Blair E. Batson’s Holiday Toy Drive goes virtual for 2020

Story written and submitted by UMMC

This holiday season, Santa’s helpers are asked to order from Children’s of Mississippi’s wish list on Amazon and Walmart.

“To limit the spread of COVID-19, we’re asking the many families, individuals and businesses making toy donations to order through our wish lists,” said Jen Hospodor, director of community partnerships at the University of Mississippi Medical Center. “This will keep our community safer and will ensure contactless delivery of toys that will brighten the holidays for our patients and their families.”

Patients in the state’s only children’s hospital at Christmas receive gifts selected for their ages and interests. Toy donations through these online wish lists will make those holiday surprises possible. More information is available at umc.edu/inkinddonations.

Toys are needed all year long, for patients in the hospital on their birthday and for incentives acknowledging healthy behavior or completing a treatment, said child life specialist Tiffany Key.

“We need toys and other items especially at the holidays,” she said, “since we make sure each child has a gift bag to help celebrate this special time of year even while in the hospital.”

The range of ages – birth to 18 years old – covered by Children’s of Mississippi care is reflected in the items on the wish lists. Baby dolls and Barbies, trucks and dinosaurs, activity books, art projects and personal care items are on the list. Many of the items included are functional, such as sensory toys for babies and pajama pants, socks and slippers for children and teens.

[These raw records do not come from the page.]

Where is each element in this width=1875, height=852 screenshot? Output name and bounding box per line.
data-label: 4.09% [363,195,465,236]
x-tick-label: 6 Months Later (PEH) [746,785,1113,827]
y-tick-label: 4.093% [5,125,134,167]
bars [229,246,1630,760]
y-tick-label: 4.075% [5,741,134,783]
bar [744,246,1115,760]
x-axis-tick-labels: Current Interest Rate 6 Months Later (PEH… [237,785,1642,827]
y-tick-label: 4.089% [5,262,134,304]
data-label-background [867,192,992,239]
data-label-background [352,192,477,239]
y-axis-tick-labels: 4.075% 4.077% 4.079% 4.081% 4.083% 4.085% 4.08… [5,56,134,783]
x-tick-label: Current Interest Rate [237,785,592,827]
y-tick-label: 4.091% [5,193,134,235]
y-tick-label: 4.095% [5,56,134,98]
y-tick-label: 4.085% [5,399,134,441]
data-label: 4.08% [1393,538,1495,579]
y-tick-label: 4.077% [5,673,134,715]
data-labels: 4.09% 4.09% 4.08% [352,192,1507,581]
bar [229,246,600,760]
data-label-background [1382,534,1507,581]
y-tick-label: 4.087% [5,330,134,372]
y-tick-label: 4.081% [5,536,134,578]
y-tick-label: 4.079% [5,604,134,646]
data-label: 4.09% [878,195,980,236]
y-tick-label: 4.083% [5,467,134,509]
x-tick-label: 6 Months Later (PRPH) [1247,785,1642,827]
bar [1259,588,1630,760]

Prior to COVID-19, donors would drop off toys at the children’s hospital or in designated drop-off areas. Using the online wish lists for giving will limit the number of people in the children’s hospital and on the UMMC campus, protecting patients as well as visitors from the virus.

Children’s of Mississippi, UMMC’s pediatric arm, includes children’s hospital care spaces from inpatient floors inside the Blair E. Batson Tower named for UMMC’s first Pediatrics chair to 88 neonatal intensive care rooms and 32 pediatric intensive care rooms inside the Kathy and Joe Sanderson Tower.

Named for Sanderson Farms CEO and board chairman Joe Sanderson Jr. and his wife, Kathy, the Sanderson Tower opened for patient care Nov. 2. The Sanderson Tower also includes a dozen state-of-the-art surgical suites, a pediatric imaging center and an outpatient specialty clinic.

“Each of our patients receive holiday gifts at Christmas, from our youngest patients in the NICU to teenagers,” Hospodor said, “because of the kindness of our community.”